Travailler ces leviers relève d’un vrai travail de stratégie et de prévision. On ne modifie pas une valorisation la veille de la signature. On la construit en agissant, sur plusieurs exercices, sur la récurrence du chiffre d’affaires, sur les marges et sur la dépendance de l’entreprise à son dirigeant.
Choisir la bonne structure juridique de l’opération
Une cession peut prendre plusieurs formes, et le choix a des conséquences lourdes. La vente peut porter sur les titres de la société, actions ou parts sociales, ou sur le fonds de commerce. Ce ne sont pas les mêmes règles, ni les mêmes conséquences fiscales et de responsabilité.
Deux mécanismes reviennent systématiquement dans les analyses des cabinets d’avocats d’affaires. Le premier est la garantie d’actif et de passif, souvent appelée GAP. Le vendeur s’engage à indemniser l’acheteur si un passif né avant la vente se révèle après, par exemple un redressement fiscal ou un litige social. La rédaction de cette clause, son plafond, sa durée et les franchises se négocient pied à pied. C’est souvent là que se joue le vrai prix.
Le second est la lettre d’intention, la « LOI », signée avant l’audit. Elle fixe le prix indicatif, le calendrier, l’exclusivité et la confidentialité. Elle n’est pas un simple document de courtoisie : mal rédigée, elle peut vous engager plus que vous ne le pensez. Ces sujets appellent l’intervention d’un avocat spécialisé et de votre expert-comptable. Mon rôle n’est pas de les remplacer, mais de vous aider à arriver devant eux avec un dossier solide et une vision claire de vos objectifs.
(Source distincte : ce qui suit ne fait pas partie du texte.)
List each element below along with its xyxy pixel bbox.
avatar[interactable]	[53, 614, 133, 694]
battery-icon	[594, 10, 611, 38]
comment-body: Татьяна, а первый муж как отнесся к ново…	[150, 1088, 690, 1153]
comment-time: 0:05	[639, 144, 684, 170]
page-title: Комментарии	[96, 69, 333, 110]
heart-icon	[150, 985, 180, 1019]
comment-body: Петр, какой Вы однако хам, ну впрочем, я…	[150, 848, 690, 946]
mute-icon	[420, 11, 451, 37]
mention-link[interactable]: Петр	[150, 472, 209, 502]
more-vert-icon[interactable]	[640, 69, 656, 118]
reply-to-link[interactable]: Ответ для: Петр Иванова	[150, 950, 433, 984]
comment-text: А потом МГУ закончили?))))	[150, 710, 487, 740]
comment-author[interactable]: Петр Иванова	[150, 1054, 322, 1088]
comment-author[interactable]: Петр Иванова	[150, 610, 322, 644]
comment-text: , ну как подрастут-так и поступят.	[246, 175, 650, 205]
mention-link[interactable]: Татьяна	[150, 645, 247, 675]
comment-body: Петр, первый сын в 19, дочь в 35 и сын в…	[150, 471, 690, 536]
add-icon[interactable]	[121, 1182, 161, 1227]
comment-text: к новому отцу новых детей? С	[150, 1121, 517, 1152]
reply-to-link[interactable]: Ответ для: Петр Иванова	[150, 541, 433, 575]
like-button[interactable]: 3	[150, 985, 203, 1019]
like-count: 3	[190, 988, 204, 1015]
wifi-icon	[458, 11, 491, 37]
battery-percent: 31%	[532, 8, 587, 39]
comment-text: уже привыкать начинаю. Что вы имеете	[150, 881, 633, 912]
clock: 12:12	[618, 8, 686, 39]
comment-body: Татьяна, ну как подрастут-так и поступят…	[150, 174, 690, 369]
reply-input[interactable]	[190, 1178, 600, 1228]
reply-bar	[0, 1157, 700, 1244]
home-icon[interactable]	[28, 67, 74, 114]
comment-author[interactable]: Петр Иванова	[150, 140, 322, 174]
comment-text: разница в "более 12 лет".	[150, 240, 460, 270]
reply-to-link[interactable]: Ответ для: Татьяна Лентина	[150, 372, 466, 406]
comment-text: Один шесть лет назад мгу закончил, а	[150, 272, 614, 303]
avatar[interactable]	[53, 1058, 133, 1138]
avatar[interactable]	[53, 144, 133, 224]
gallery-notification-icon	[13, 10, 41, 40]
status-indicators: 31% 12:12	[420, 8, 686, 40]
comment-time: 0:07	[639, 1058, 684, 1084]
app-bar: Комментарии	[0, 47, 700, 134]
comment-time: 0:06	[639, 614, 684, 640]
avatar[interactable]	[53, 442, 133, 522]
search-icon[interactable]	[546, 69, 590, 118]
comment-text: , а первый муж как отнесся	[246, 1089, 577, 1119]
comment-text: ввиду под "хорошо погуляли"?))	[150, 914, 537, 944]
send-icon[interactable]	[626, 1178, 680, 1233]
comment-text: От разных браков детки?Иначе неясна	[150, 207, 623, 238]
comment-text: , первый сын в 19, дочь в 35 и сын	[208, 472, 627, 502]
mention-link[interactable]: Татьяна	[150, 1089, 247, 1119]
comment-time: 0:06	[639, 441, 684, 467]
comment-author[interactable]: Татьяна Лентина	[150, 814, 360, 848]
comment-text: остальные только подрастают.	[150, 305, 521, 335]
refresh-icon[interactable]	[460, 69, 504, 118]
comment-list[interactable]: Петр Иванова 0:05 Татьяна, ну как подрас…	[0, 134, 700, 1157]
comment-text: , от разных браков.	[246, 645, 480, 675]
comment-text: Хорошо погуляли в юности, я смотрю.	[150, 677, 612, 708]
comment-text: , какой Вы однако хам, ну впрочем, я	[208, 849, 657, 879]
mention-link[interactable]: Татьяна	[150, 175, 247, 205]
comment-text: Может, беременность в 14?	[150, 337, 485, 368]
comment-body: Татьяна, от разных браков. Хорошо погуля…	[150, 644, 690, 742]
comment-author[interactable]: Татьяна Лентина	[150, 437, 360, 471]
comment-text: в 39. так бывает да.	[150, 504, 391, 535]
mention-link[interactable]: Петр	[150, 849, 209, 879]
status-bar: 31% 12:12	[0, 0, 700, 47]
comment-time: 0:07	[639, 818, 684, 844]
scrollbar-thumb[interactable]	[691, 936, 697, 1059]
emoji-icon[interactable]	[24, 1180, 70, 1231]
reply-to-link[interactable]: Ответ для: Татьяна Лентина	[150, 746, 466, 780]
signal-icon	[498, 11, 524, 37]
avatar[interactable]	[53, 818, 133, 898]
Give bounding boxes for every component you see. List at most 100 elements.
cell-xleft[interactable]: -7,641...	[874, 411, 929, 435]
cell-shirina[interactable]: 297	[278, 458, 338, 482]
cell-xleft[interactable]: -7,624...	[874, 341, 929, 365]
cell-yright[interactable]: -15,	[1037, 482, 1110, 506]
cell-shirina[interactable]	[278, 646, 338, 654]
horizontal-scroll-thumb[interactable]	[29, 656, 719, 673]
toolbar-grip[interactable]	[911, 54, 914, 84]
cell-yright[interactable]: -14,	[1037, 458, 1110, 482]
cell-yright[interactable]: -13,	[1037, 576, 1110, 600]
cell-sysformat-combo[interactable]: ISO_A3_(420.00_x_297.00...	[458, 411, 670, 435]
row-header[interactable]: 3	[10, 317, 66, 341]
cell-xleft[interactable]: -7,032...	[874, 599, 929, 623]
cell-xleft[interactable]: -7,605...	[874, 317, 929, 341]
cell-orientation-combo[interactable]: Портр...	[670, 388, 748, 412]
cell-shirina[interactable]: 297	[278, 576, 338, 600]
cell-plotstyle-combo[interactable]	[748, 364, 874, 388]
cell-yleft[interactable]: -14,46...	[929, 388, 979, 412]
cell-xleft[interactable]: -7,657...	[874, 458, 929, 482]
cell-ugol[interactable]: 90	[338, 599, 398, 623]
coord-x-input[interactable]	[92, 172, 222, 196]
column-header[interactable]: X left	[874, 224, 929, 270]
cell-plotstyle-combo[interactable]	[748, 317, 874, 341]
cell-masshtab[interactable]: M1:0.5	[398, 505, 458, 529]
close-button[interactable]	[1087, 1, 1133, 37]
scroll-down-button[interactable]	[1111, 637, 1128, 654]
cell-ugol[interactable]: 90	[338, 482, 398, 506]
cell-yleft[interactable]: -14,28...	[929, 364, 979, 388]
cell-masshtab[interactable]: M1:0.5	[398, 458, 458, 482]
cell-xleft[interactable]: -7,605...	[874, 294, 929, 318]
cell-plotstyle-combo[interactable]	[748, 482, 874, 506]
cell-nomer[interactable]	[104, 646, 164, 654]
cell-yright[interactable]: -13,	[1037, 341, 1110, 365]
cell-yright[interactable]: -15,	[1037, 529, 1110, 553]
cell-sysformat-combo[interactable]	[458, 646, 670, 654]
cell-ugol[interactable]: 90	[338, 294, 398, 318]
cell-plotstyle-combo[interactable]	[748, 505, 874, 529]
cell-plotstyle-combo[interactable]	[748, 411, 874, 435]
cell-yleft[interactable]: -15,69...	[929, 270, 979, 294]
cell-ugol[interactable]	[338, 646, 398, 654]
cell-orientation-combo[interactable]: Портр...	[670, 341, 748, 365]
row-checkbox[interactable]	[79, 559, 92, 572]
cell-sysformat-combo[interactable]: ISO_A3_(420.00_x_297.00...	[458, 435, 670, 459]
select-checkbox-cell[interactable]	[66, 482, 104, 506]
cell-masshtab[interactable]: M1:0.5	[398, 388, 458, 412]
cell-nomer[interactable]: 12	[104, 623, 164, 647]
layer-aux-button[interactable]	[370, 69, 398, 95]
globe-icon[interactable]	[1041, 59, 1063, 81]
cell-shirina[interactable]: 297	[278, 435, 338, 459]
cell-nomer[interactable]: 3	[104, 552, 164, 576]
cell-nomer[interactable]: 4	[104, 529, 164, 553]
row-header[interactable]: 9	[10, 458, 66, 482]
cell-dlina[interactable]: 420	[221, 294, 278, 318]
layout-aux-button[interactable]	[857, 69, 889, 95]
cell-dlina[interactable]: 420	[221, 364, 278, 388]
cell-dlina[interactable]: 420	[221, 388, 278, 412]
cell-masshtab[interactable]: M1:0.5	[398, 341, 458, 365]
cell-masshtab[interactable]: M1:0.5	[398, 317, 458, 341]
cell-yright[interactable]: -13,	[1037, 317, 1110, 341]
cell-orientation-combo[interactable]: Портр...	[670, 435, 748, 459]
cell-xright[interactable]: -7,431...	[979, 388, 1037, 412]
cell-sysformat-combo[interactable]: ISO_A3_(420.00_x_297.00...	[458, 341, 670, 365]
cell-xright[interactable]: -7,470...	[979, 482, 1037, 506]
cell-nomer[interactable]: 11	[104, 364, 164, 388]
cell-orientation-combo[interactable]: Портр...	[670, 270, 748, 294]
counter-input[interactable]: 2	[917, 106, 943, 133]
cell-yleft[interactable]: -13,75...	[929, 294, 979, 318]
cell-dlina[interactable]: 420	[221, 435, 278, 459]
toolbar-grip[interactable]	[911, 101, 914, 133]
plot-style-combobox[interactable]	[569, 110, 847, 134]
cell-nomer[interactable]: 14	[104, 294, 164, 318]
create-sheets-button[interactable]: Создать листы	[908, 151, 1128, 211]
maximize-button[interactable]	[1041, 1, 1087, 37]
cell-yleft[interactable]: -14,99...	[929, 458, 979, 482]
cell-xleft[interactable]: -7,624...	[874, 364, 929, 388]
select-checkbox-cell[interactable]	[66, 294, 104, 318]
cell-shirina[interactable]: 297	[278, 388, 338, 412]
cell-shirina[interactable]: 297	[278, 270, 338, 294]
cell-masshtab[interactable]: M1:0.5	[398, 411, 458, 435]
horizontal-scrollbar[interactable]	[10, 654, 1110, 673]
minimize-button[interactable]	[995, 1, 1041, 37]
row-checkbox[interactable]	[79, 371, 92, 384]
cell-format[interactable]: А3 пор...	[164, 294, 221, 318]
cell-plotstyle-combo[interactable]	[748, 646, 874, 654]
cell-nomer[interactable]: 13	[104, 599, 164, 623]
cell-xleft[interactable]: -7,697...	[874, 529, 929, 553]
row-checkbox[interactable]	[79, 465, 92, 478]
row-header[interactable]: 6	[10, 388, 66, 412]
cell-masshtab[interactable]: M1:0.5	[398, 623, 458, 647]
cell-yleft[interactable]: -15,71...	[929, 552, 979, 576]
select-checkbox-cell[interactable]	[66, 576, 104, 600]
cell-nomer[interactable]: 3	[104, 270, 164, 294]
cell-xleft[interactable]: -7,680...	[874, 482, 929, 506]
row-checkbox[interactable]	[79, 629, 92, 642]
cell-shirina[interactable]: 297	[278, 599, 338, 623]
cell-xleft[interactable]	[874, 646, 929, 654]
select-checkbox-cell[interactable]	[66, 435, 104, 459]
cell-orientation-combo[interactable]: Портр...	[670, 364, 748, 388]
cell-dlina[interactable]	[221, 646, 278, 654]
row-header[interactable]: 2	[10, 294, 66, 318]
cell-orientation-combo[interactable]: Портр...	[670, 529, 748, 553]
Préparer l’après et sécuriser le paiement
Une cession ne s’arrête pas à la signature. Le repreneur a besoin de financer son acquisition, et cela conditionne la faisabilité de la vente. Une partie du prix peut être versée comptant, une autre échelonnée, parfois complétée par un crédit vendeur où vous acceptez d’être payé en différé, ou par une clause de complément de prix indexée sur les résultats futurs.
Ces montages ont un intérêt : ils débloquent des opérations qui ne se feraient pas autrement. Ils ont un risque : ils reportent une partie de votre encaissement sur la bonne santé future de l’entreprise, qui ne dépendra plus de vous. La solidité du financement du repreneur devient donc votre affaire, car un plan de reprise fragile est une vente fragile. C’est un point que je regarde avec les dirigeants dans le cadre du financement professionnel.
Préparez aussi la transition humaine. Un accompagnement de quelques mois, la transmission des relations clients et la fidélisation des personnes clés font souvent la différence entre une reprise qui tient et une reprise qui se délite. Un repreneur rassuré sur la continuité paie plus sereinement.
La marche à suivre
Retenez trois temps. D’abord, préparer tôt : assainir les comptes, clarifier le périmètre, sécuriser les contrats sur deux à trois ans. Ensuite, diagnostiquer avant l’acheteur : connaître ses forces, documenter ses risques, ranger sa data room. Enfin, négocier avec méthode : comprendre sa valorisation, encadrer la garantie de passif et sécuriser le paiement, entouré d’un avocat et d’un expert-comptable.
Vendre son entreprise n’est pas un événement, c’est un processus. Le prix final récompense rarement l’improvisation, presque toujours la préparation.